Cabrera Maria Elena, Monardes Virginia, Salgado Carmen, Cares Carolina, Gonzalez Claudio
Hospital del Salvador, Universidad de Chile, Santiago, Chile.
Hospital del Salvador, Universidad de Chile, Santiago, Chile.
Hematol Transfus Cell Ther. 2023 Jan-Mar;45(1):77-82. doi: 10.1016/j.htct.2021.06.003. Epub 2021 Jul 30.
Acute myeloid leukemia (AML) is a heterogeneous disease and approximately one-third of its carriers do not have evident genetic abnormalities. The mutation of specific molecular markers, such as fms-like tyrosine kinase 3 (FTL3) internal tandem duplication (ITD), FLT3 tyrosine kinase domain (TKD) and nucleophosmin (NPM1), are associated with an adverse and favorable prognosis, respectively.
The objective was to determine the prevalence of FLT3/ITD and NPM1 in Chilean patients and their association with clinical data and prognosis.

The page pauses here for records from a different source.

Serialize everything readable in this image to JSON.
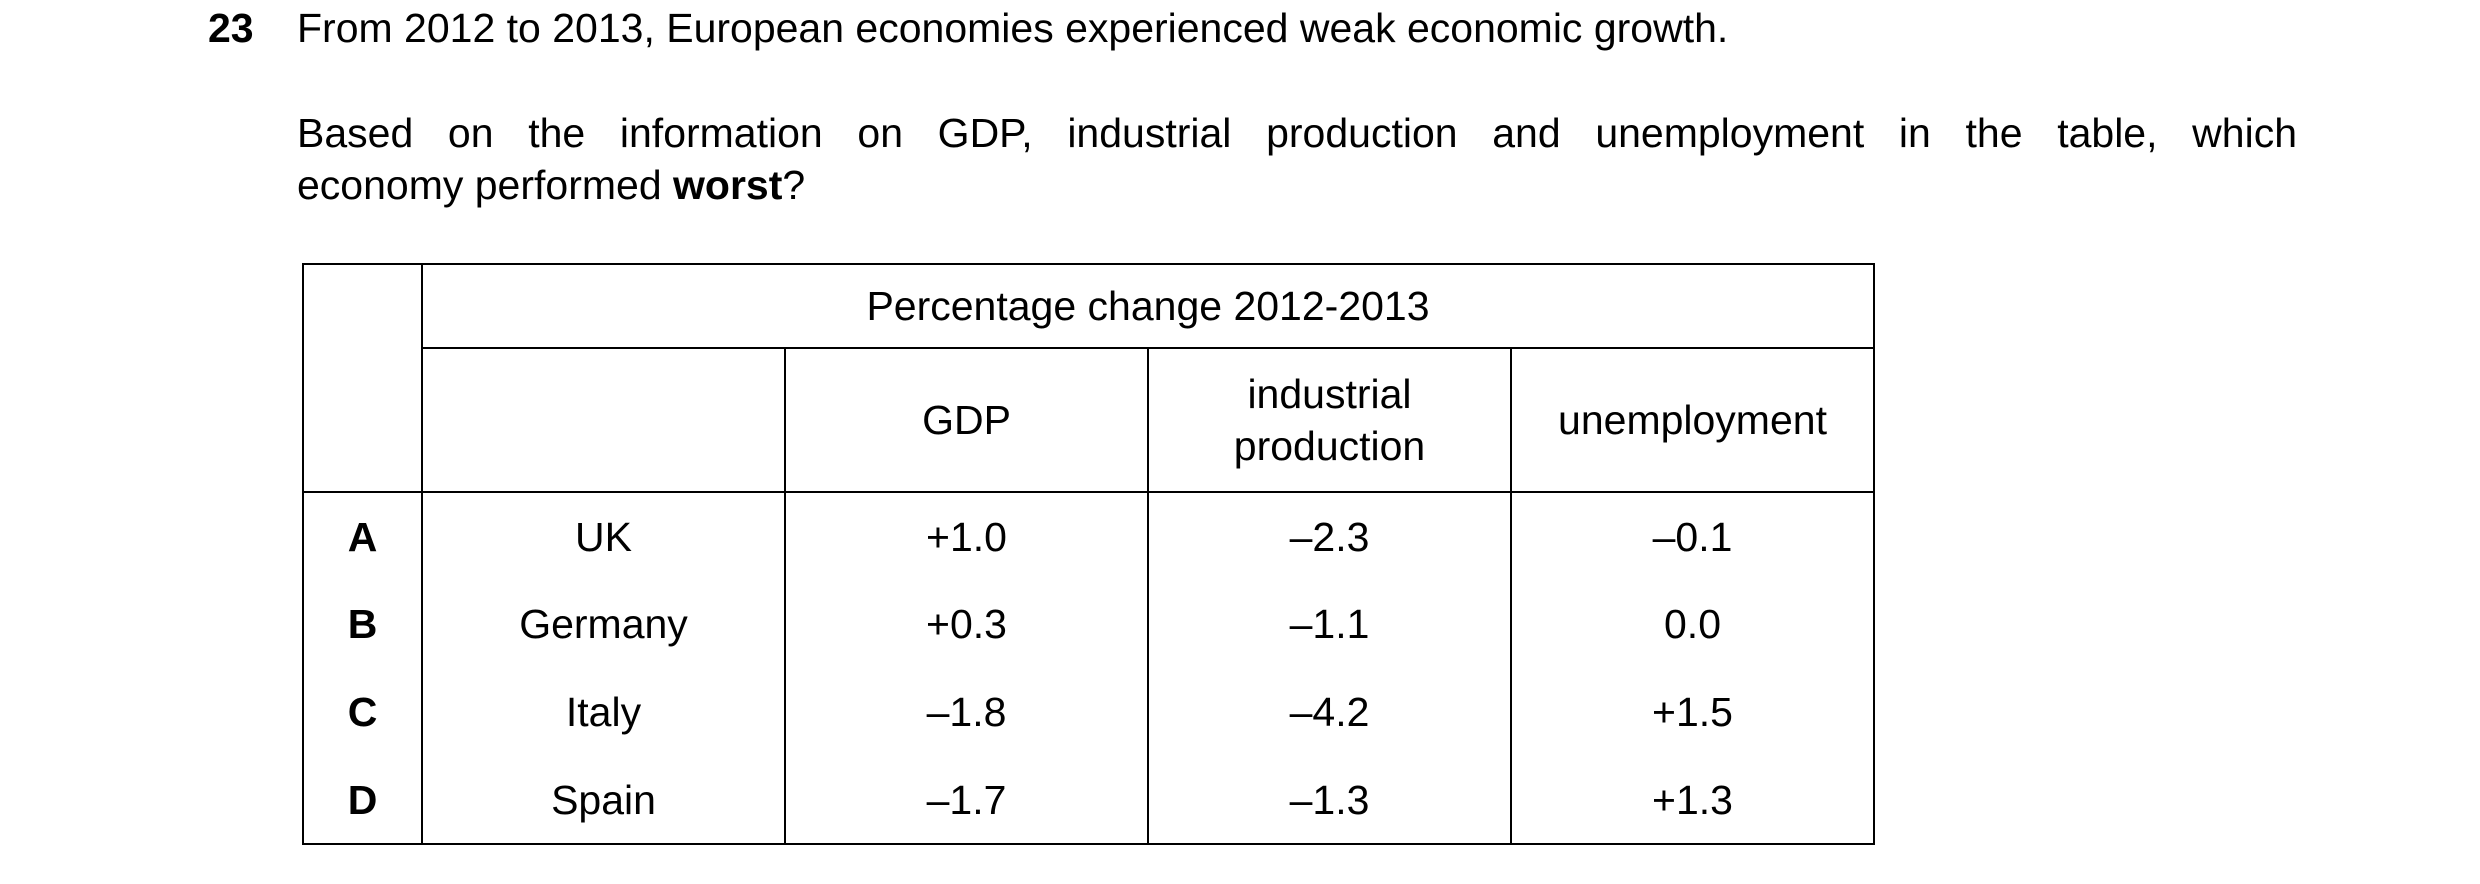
{
  "question": {
    "number": "23",
    "stem": "From 2012 to 2013, European economies experienced weak economic growth.",
    "prompt_line1": "Based on the information on GDP, industrial production and unemployment in the table, which",
    "prompt_line2_before": "economy performed ",
    "prompt_line2_bold": "worst",
    "prompt_line2_after": "?"
  },
  "table": {
    "group_header": "Percentage change 2012-2013",
    "columns": {
      "gdp": "GDP",
      "industrial_line1": "industrial",
      "industrial_line2": "production",
      "unemployment": "unemployment"
    },
    "rows": [
      {
        "letter": "A",
        "country": "UK",
        "gdp": "+1.0",
        "industrial": "–2.3",
        "unemployment": "–0.1"
      },
      {
        "letter": "B",
        "country": "Germany",
        "gdp": "+0.3",
        "industrial": "–1.1",
        "unemployment": "0.0"
      },
      {
        "letter": "C",
        "country": "Italy",
        "gdp": "–1.8",
        "industrial": "–4.2",
        "unemployment": "+1.5"
      },
      {
        "letter": "D",
        "country": "Spain",
        "gdp": "–1.7",
        "industrial": "–1.3",
        "unemployment": "+1.3"
      }
    ]
  }
}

Two hundred and thirty-two children were studied between 2011 and 2017, the median being 8.6 years (ranging from 1 to 18 months). Acute promyelocytic leukemia (APL) was diagnosed in 29%. The FLT3/ITD-mutated in non-promyelocytic AML was at 10% (14/133) and the FLT3/TKD, at 3.7% (2/54). In APL, it was at 25.4% (16/63). In non-promyelocytic AML, the FLT3/ITD-mutated was associated with a high leucocyte count, the median being 28.5 x mm (n = 14) versus 19.4 x mm (n = 119), (p = 0.25), in non-mutated cases. In APL, the median was 33.6 x mm3 (n = 15) versus 2.8 x mm3 (n = 47), (p < 0.001). The five-year overall survival (OS) in non-promyelocytic AML with non-mutated and mutated FLT3/ITD were 62.7% and 21.4%, respectively, (p < 0.001); the 5-year event-free survival (EFS) were 79.5% and 50%, respectively, (p < 0.01). The five-year OS in APL with non-mutated and mutated FLT3/ITD was 84.7% and 62.5%, respectively, (p = 0.05); the 5-year EFS was 84.7% and 68.8%, respectively, (p = 0.122). The NPM1 mutation was observed in 3.2% (5/155), all non-promyelocytic AML with the normal karyotype.
The FLT3/ITD mutation was observed more frequently in APL and associated with a higher white cell count at diagnosis. However, the most important finding was that the FLT3/ITD mutation was associated with a shorter survival in non-promyelocytic AML.
急性髓系白血病(AML)是一种异质性疾病,约三分之一的患者没有明显的基因异常。特定分子标志物的突变,如FMS样酪氨酸激酶3(FLT3)内部串联重复(ITD)、FLT3酪氨酸激酶结构域(TKD)和核磷蛋白(NPM1),分别与不良预后和良好预后相关。
确定智利患者中FLT3/ITD和NPM1的患病率及其与临床数据和预后的关联。
2011年至2017年期间对232名儿童进行了研究,中位年龄为8.6岁(范围为1至18个月)。29%的患者被诊断为急性早幼粒细胞白血病(APL)。非早幼粒细胞AML中FLT3/ITD突变率为10%(14/133),FLT3/TKD突变率为3.7%(2/54)。在APL中,该突变率为25.4%(16/63)。在非早幼粒细胞AML中,FLT3/ITD突变与高白细胞计数相关,突变病例的中位数为28.5×10⁹/mm³(n = 14),而非突变病例为19.4×10⁹/mm³(n = 119),(p = 0.25)。在APL中,中位数分别为33.6×10⁹/mm³(n = 15)和2.8×10⁹/mm³(n = 47),(p < 0.001)。非早幼粒细胞AML中FLT3/ITD未突变和突变的患者5年总生存率(OS)分别为62.7%和21.4%,(p < 0.001);5年无事件生存率(EFS)分别为79.5%和50%,(p < 0.01)。APL中FLT3/ITD未突变和突变的患者5年OS分别为84.7%和62.5%,(p = 0.05);5年EFS分别为84.7%和68.8%,(p = 0.122)。在3.2%(5/155)的患者中观察到NPM1突变,所有病例均为核型正常的非早幼粒细胞AML。
FLT3/ITD突变在APL中更常见,且与诊断时较高的白细胞计数相关。然而,最重要的发现是FLT3/ITD突变与非早幼粒细胞AML患者的生存期缩短有关。